How do you graph $ y = \dfrac{4}{3}x + 2 $ ?

Answer 1

Hint: A graph shows the relation between two variable quantities, it contains two axes perpendicular to each other namely the x-axis and the y-axis. Each variable is measured along one of the axes. In the question, we are given one linear equation containing two variables namely x and y, x is measured along the x-axis and y is measured along the y-axis while tracing the given equations. To find the equation of a line, we must know the coordinates of at least two of the points lying on the line. We are given the equation of a line in the question so we have to find the coordinates using the given equation and then plot its graph.

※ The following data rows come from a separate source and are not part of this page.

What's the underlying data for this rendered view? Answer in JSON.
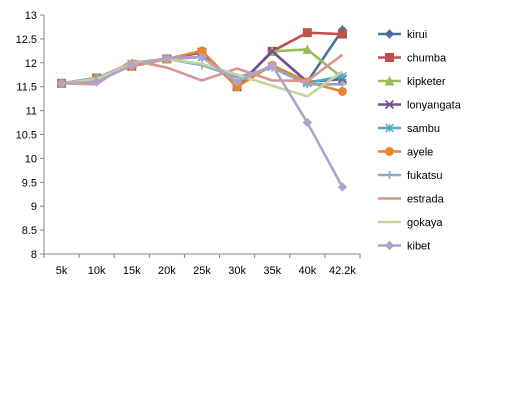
{
  "chart_data": {
    "type": "line",
    "title": "",
    "xlabel": "",
    "ylabel": "",
    "categories": [
      "5k",
      "10k",
      "15k",
      "20k",
      "25k",
      "30k",
      "35k",
      "40k",
      "42.2k"
    ],
    "ylim": [
      8,
      13
    ],
    "ytick_step": 0.5,
    "grid": false,
    "legend_position": "right",
    "series": [
      {
        "name": "kirui",
        "color": "#4a6fa5",
        "marker": "diamond",
        "values": [
          11.57,
          11.68,
          11.93,
          12.08,
          12.22,
          11.5,
          12.24,
          11.6,
          12.69
        ]
      },
      {
        "name": "chumba",
        "color": "#c0504d",
        "marker": "square",
        "values": [
          11.57,
          11.68,
          11.93,
          12.08,
          12.22,
          11.5,
          12.24,
          12.63,
          12.6
        ]
      },
      {
        "name": "kipketer",
        "color": "#9bbb59",
        "marker": "triangle",
        "values": [
          11.57,
          11.68,
          11.93,
          12.08,
          12.22,
          11.5,
          12.24,
          12.28,
          11.68
        ]
      },
      {
        "name": "lonyangata",
        "color": "#6e5094",
        "marker": "x",
        "values": [
          11.57,
          11.68,
          11.93,
          12.08,
          12.22,
          11.5,
          12.24,
          11.6,
          11.66
        ]
      },
      {
        "name": "sambu",
        "color": "#4bacc6",
        "marker": "asterisk",
        "values": [
          11.57,
          11.66,
          11.98,
          12.08,
          12.12,
          11.6,
          11.92,
          11.58,
          11.72
        ]
      },
      {
        "name": "ayele",
        "color": "#e7862f",
        "marker": "circle",
        "values": [
          11.57,
          11.68,
          11.93,
          12.08,
          12.25,
          11.5,
          11.95,
          11.6,
          11.4
        ]
      },
      {
        "name": "fukatsu",
        "color": "#8fa7cc",
        "marker": "plus",
        "values": [
          11.57,
          11.68,
          12.0,
          12.08,
          11.95,
          11.7,
          11.9,
          11.55,
          11.55
        ]
      },
      {
        "name": "estrada",
        "color": "#d99794",
        "marker": "none",
        "values": [
          11.57,
          11.55,
          12.05,
          11.9,
          11.63,
          11.88,
          11.63,
          11.62,
          12.17
        ]
      },
      {
        "name": "gokaya",
        "color": "#c3d69b",
        "marker": "none",
        "values": [
          11.57,
          11.66,
          11.98,
          12.08,
          11.98,
          11.75,
          11.52,
          11.3,
          11.82
        ]
      },
      {
        "name": "kibet",
        "color": "#b3a2c7",
        "marker": "diamond",
        "values": [
          11.57,
          11.6,
          11.95,
          12.1,
          12.12,
          11.6,
          11.95,
          10.75,
          9.4
        ]
      }
    ]
  }
}
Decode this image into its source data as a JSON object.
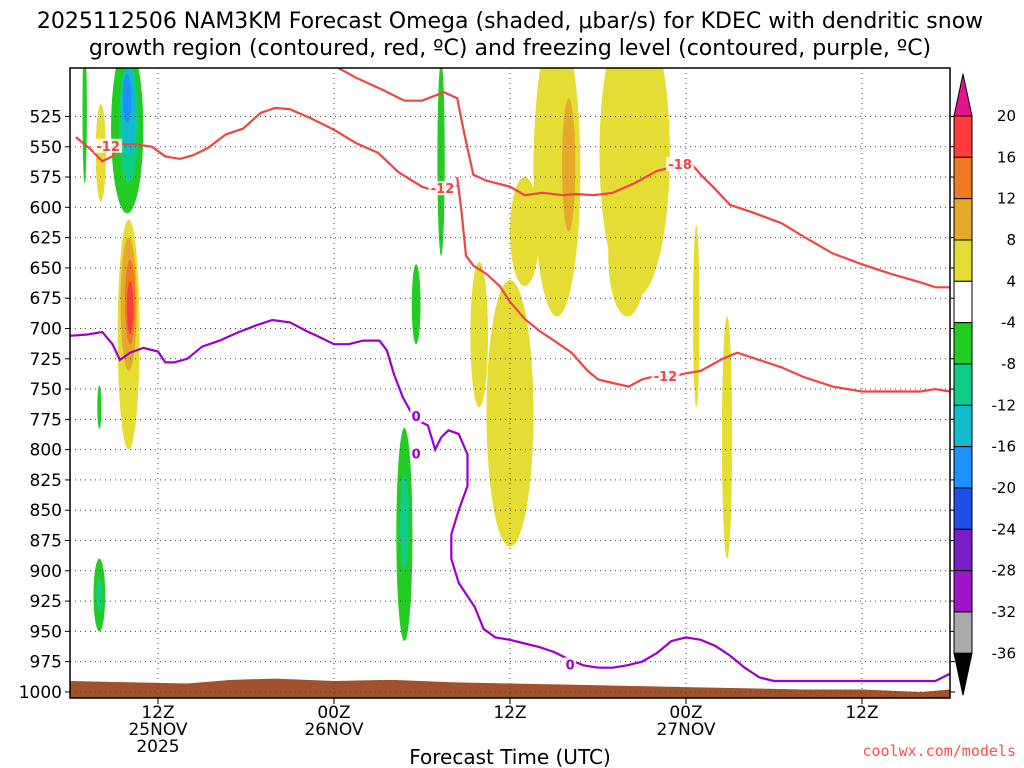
{
  "chart_data": {
    "type": "contour",
    "title_line1": "2025112506 NAM3KM Forecast Omega (shaded, μbar/s) for KDEC with dendritic snow",
    "title_line2": "growth region (contoured, red, ºC) and freezing level (contoured, purple, ºC)",
    "xlabel": "Forecast Time (UTC)",
    "credit": "coolwx.com/models",
    "xlim_hours": [
      0,
      60
    ],
    "ylim_hPa": [
      1005,
      485
    ],
    "y_ticks": [
      525,
      550,
      575,
      600,
      625,
      650,
      675,
      700,
      725,
      750,
      775,
      800,
      825,
      850,
      875,
      900,
      925,
      950,
      975,
      1000
    ],
    "x_ticks": [
      {
        "h": 6,
        "lines": [
          "12Z",
          "25NOV",
          "2025"
        ]
      },
      {
        "h": 18,
        "lines": [
          "00Z",
          "26NOV"
        ]
      },
      {
        "h": 30,
        "lines": [
          "12Z"
        ]
      },
      {
        "h": 42,
        "lines": [
          "00Z",
          "27NOV"
        ]
      },
      {
        "h": 54,
        "lines": [
          "12Z"
        ]
      }
    ],
    "colorbar": {
      "labels": [
        "20",
        "16",
        "12",
        "8",
        "4",
        "-4",
        "-8",
        "-12",
        "-16",
        "-20",
        "-24",
        "-28",
        "-32",
        "-36"
      ],
      "colors": [
        "#ff3b3b",
        "#ee7a22",
        "#e5aa2b",
        "#e5dd33",
        "#ffffff",
        "#22cc22",
        "#11cc88",
        "#11bbcc",
        "#1e90ff",
        "#1e50e6",
        "#7a1ec8",
        "#a014c8",
        "#aaaaaa"
      ],
      "top_color": "#e0148c",
      "bottom_color": "#000000"
    },
    "dgz_contours": [
      {
        "level": -12,
        "color": "#ee4444",
        "points": [
          [
            0.4,
            542
          ],
          [
            1.4,
            552
          ],
          [
            2.2,
            562
          ],
          [
            2.9,
            558
          ],
          [
            3.4,
            548
          ],
          [
            4.5,
            548
          ],
          [
            5.6,
            550
          ],
          [
            6.5,
            558
          ],
          [
            7.5,
            560
          ],
          [
            8.4,
            557
          ],
          [
            9.4,
            551
          ],
          [
            10.6,
            540
          ],
          [
            11.8,
            535
          ],
          [
            13,
            522
          ],
          [
            14,
            518
          ],
          [
            15,
            519
          ],
          [
            16.5,
            527
          ],
          [
            18,
            536
          ],
          [
            19.5,
            547
          ],
          [
            21,
            555
          ],
          [
            22.4,
            571
          ],
          [
            24,
            583
          ],
          [
            24.8,
            586
          ],
          [
            26,
            583
          ],
          [
            26.5,
            582
          ]
        ]
      },
      {
        "level": -18,
        "color": "#ee4444",
        "points": [
          [
            18,
            483
          ],
          [
            19.5,
            493
          ],
          [
            21.3,
            503
          ],
          [
            22.8,
            512
          ],
          [
            24,
            512
          ],
          [
            25.5,
            505
          ],
          [
            26.4,
            510
          ],
          [
            26.9,
            540
          ],
          [
            27.5,
            573
          ],
          [
            28.4,
            578
          ],
          [
            30,
            583
          ],
          [
            31,
            590
          ],
          [
            32.2,
            588
          ],
          [
            33.6,
            590
          ],
          [
            34.5,
            589
          ],
          [
            35.7,
            590
          ],
          [
            37,
            588
          ],
          [
            38.5,
            580
          ],
          [
            40,
            570
          ],
          [
            41,
            567
          ],
          [
            42.3,
            563
          ],
          [
            43,
            573
          ],
          [
            44,
            585
          ],
          [
            45,
            598
          ],
          [
            46.5,
            604
          ],
          [
            48.5,
            613
          ],
          [
            50,
            624
          ],
          [
            52,
            638
          ],
          [
            54,
            647
          ],
          [
            56,
            655
          ],
          [
            58,
            662
          ],
          [
            59,
            666
          ],
          [
            60,
            666
          ]
        ]
      },
      {
        "level": -12,
        "color": "#ee4444",
        "points": [
          [
            26.4,
            575
          ],
          [
            26.7,
            604
          ],
          [
            27,
            640
          ],
          [
            27.5,
            648
          ],
          [
            28.4,
            655
          ],
          [
            29.3,
            665
          ],
          [
            30,
            678
          ],
          [
            31,
            692
          ],
          [
            32,
            702
          ],
          [
            33,
            710
          ],
          [
            34.2,
            720
          ],
          [
            35.3,
            735
          ],
          [
            36,
            742
          ],
          [
            37,
            745
          ],
          [
            38.1,
            748
          ],
          [
            39,
            742
          ],
          [
            40,
            739
          ],
          [
            41,
            740
          ],
          [
            42,
            737
          ],
          [
            43,
            735
          ],
          [
            44.5,
            725
          ],
          [
            45.5,
            720
          ],
          [
            47,
            726
          ],
          [
            48.5,
            732
          ],
          [
            50,
            740
          ],
          [
            52,
            748
          ],
          [
            54,
            752
          ],
          [
            56,
            752
          ],
          [
            58,
            752
          ],
          [
            59,
            750
          ],
          [
            60,
            752
          ]
        ]
      }
    ],
    "freezing_level": {
      "level": 0,
      "color": "#9a00cc",
      "points": [
        [
          0,
          706
        ],
        [
          1.2,
          705
        ],
        [
          2.2,
          703
        ],
        [
          2.9,
          713
        ],
        [
          3.4,
          726
        ],
        [
          4.1,
          720
        ],
        [
          5,
          716
        ],
        [
          6,
          719
        ],
        [
          6.5,
          728
        ],
        [
          7.1,
          728
        ],
        [
          8,
          725
        ],
        [
          9,
          715
        ],
        [
          10.2,
          710
        ],
        [
          11.5,
          703
        ],
        [
          12.8,
          697
        ],
        [
          13.8,
          693
        ],
        [
          15,
          695
        ],
        [
          16.1,
          702
        ],
        [
          17,
          707
        ],
        [
          18,
          713
        ],
        [
          19,
          713
        ],
        [
          20,
          710
        ],
        [
          21.1,
          710
        ],
        [
          21.6,
          718
        ],
        [
          22.1,
          738
        ],
        [
          22.7,
          757
        ],
        [
          23.3,
          770
        ],
        [
          23.9,
          777
        ],
        [
          24.4,
          780
        ],
        [
          24.9,
          800
        ],
        [
          25.3,
          790
        ],
        [
          25.8,
          784
        ],
        [
          26.5,
          787
        ],
        [
          27.1,
          804
        ],
        [
          27.1,
          830
        ],
        [
          26.5,
          850
        ],
        [
          26,
          870
        ],
        [
          26,
          890
        ],
        [
          26.5,
          910
        ],
        [
          27.6,
          930
        ],
        [
          28.2,
          948
        ],
        [
          29,
          955
        ],
        [
          30,
          957
        ],
        [
          31,
          960
        ],
        [
          32,
          963
        ],
        [
          33,
          967
        ],
        [
          34,
          973
        ],
        [
          35,
          978
        ],
        [
          36,
          980
        ],
        [
          37,
          980
        ],
        [
          38,
          978
        ],
        [
          39,
          975
        ],
        [
          40,
          968
        ],
        [
          41,
          958
        ],
        [
          42,
          955
        ],
        [
          43,
          957
        ],
        [
          44,
          962
        ],
        [
          45,
          970
        ],
        [
          46,
          980
        ],
        [
          47,
          988
        ],
        [
          48,
          991
        ],
        [
          49,
          991
        ],
        [
          50,
          991
        ],
        [
          52,
          991
        ],
        [
          54,
          991
        ],
        [
          56,
          991
        ],
        [
          58,
          991
        ],
        [
          59,
          991
        ],
        [
          60,
          985
        ]
      ]
    },
    "contour_labels": [
      {
        "text": "-12",
        "h": 2.6,
        "p": 550,
        "color": "#ee4444"
      },
      {
        "text": "-12",
        "h": 25.4,
        "p": 585,
        "color": "#ee4444"
      },
      {
        "text": "-18",
        "h": 41.6,
        "p": 565,
        "color": "#ee4444"
      },
      {
        "text": "-12",
        "h": 40.6,
        "p": 740,
        "color": "#ee4444"
      },
      {
        "text": "0",
        "h": 23.6,
        "p": 773,
        "color": "#9a00cc"
      },
      {
        "text": "0",
        "h": 23.6,
        "p": 804,
        "color": "#9a00cc"
      },
      {
        "text": "0",
        "h": 34.1,
        "p": 978,
        "color": "#9a00cc"
      }
    ],
    "omega_blobs": [
      {
        "v": 4,
        "h": 2.1,
        "p": 555,
        "rh": 0.35,
        "rp": 40
      },
      {
        "v": -4,
        "h": 1.0,
        "p": 520,
        "rh": 0.15,
        "rp": 60
      },
      {
        "v": -4,
        "h": 2.0,
        "p": 765,
        "rh": 0.14,
        "rp": 18
      },
      {
        "v": -4,
        "h": 3.9,
        "p": 535,
        "rh": 1.1,
        "rp": 70
      },
      {
        "v": -4,
        "h": 4.0,
        "p": 545,
        "rh": 0.9,
        "rp": 55
      },
      {
        "v": -8,
        "h": 4.0,
        "p": 530,
        "rh": 0.65,
        "rp": 50
      },
      {
        "v": -12,
        "h": 4.0,
        "p": 520,
        "rh": 0.45,
        "rp": 38
      },
      {
        "v": -16,
        "h": 3.9,
        "p": 510,
        "rh": 0.3,
        "rp": 20
      },
      {
        "v": 4,
        "h": 4.0,
        "p": 705,
        "rh": 0.75,
        "rp": 95
      },
      {
        "v": 8,
        "h": 4.0,
        "p": 680,
        "rh": 0.55,
        "rp": 55
      },
      {
        "v": 12,
        "h": 4.1,
        "p": 678,
        "rh": 0.35,
        "rp": 35
      },
      {
        "v": 16,
        "h": 4.1,
        "p": 683,
        "rh": 0.22,
        "rp": 22
      },
      {
        "v": -4,
        "h": 2.0,
        "p": 920,
        "rh": 0.4,
        "rp": 30
      },
      {
        "v": -8,
        "h": 2.0,
        "p": 920,
        "rh": 0.2,
        "rp": 14
      },
      {
        "v": -4,
        "h": 22.8,
        "p": 870,
        "rh": 0.55,
        "rp": 88
      },
      {
        "v": -8,
        "h": 22.8,
        "p": 860,
        "rh": 0.3,
        "rp": 40
      },
      {
        "v": -4,
        "h": 23.6,
        "p": 680,
        "rh": 0.3,
        "rp": 33
      },
      {
        "v": -4,
        "h": 25.3,
        "p": 560,
        "rh": 0.25,
        "rp": 80
      },
      {
        "v": 4,
        "h": 27.9,
        "p": 705,
        "rh": 0.6,
        "rp": 60
      },
      {
        "v": 4,
        "h": 30.0,
        "p": 770,
        "rh": 1.6,
        "rp": 110
      },
      {
        "v": 4,
        "h": 31.0,
        "p": 620,
        "rh": 1.0,
        "rp": 45
      },
      {
        "v": 4,
        "h": 33.2,
        "p": 570,
        "rh": 1.6,
        "rp": 120
      },
      {
        "v": 8,
        "h": 34.0,
        "p": 565,
        "rh": 0.45,
        "rp": 55
      },
      {
        "v": 4,
        "h": 38.5,
        "p": 555,
        "rh": 2.4,
        "rp": 120
      },
      {
        "v": 4,
        "h": 38.0,
        "p": 640,
        "rh": 1.3,
        "rp": 50
      },
      {
        "v": 4,
        "h": 42.7,
        "p": 690,
        "rh": 0.22,
        "rp": 75
      },
      {
        "v": 4,
        "h": 44.8,
        "p": 790,
        "rh": 0.35,
        "rp": 100
      }
    ],
    "surface": {
      "color": "#a0522d",
      "points": [
        [
          0,
          991
        ],
        [
          4,
          992
        ],
        [
          8,
          993
        ],
        [
          11,
          990
        ],
        [
          14,
          989
        ],
        [
          18,
          991
        ],
        [
          22,
          990
        ],
        [
          26,
          992
        ],
        [
          30,
          993
        ],
        [
          34,
          994
        ],
        [
          38,
          995
        ],
        [
          42,
          996
        ],
        [
          46,
          997
        ],
        [
          50,
          998
        ],
        [
          54,
          998
        ],
        [
          56,
          999
        ],
        [
          58,
          1000
        ],
        [
          60,
          998
        ]
      ]
    }
  }
}
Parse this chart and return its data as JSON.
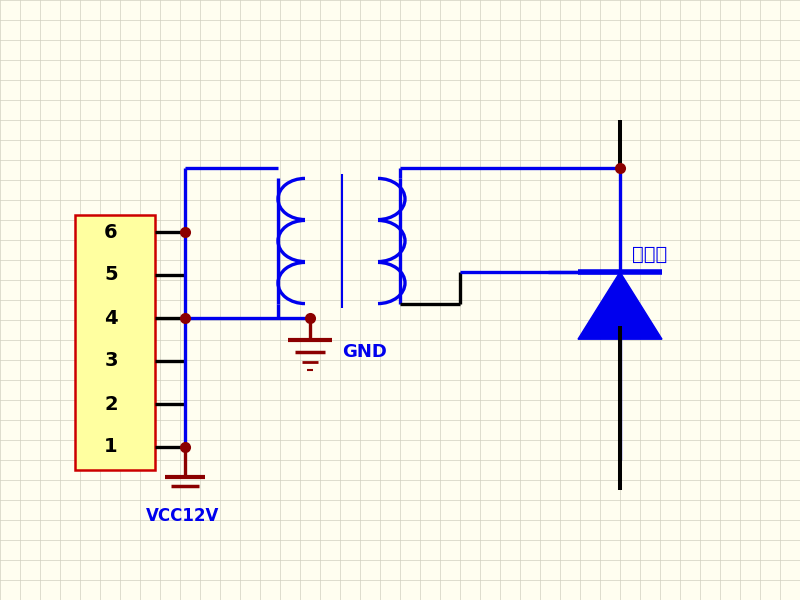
{
  "bg_color": "#fffef0",
  "grid_color": "#d0d0c0",
  "blue": "#0000ee",
  "dark_red": "#8b0000",
  "black": "#000000",
  "figsize": [
    8.0,
    6.0
  ],
  "dpi": 100,
  "connector_labels": [
    "6",
    "5",
    "4",
    "3",
    "2",
    "1"
  ],
  "vcc_label": "VCC12V",
  "gnd_label": "GND",
  "thyristor_label": "可控硒"
}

Complete step-by-step answer:
The equation of the line is \[y = \dfrac{4}{3}x + 2\]
When $ x = 0 $
\[
  y = \dfrac{4}{3}(0) + 2 \\
   \Rightarrow y = 2 \;
 \]
The line cuts the y-axis at $ (0,2) $ .
When $ y = 0 $
\[
  0 = \dfrac{4}{3}x + 2 \\
   \Rightarrow x = - \dfrac{3}{2} \;
 \]
The line cuts the x-axis at the point $ ( - \dfrac{3}{2},0) $ .
We can trace the line of the equation \[y = \dfrac{4}{3}x + 2\] by joining these two points and then extending the obtained line away in the opposite directions.

Note: We are given a linear equation in terms of two variable quantities namely x and y and we have to graph it. On putting random values of x, we can get random values of y and thus find the coordinates of one of the points lying on the line. To plot the graph of a straight line we must know the coordinates of at least two points lying on the line so we can put any random values of x and y. We put the value of both x and y zero one by one and then find the value of other variables from the equation of the line.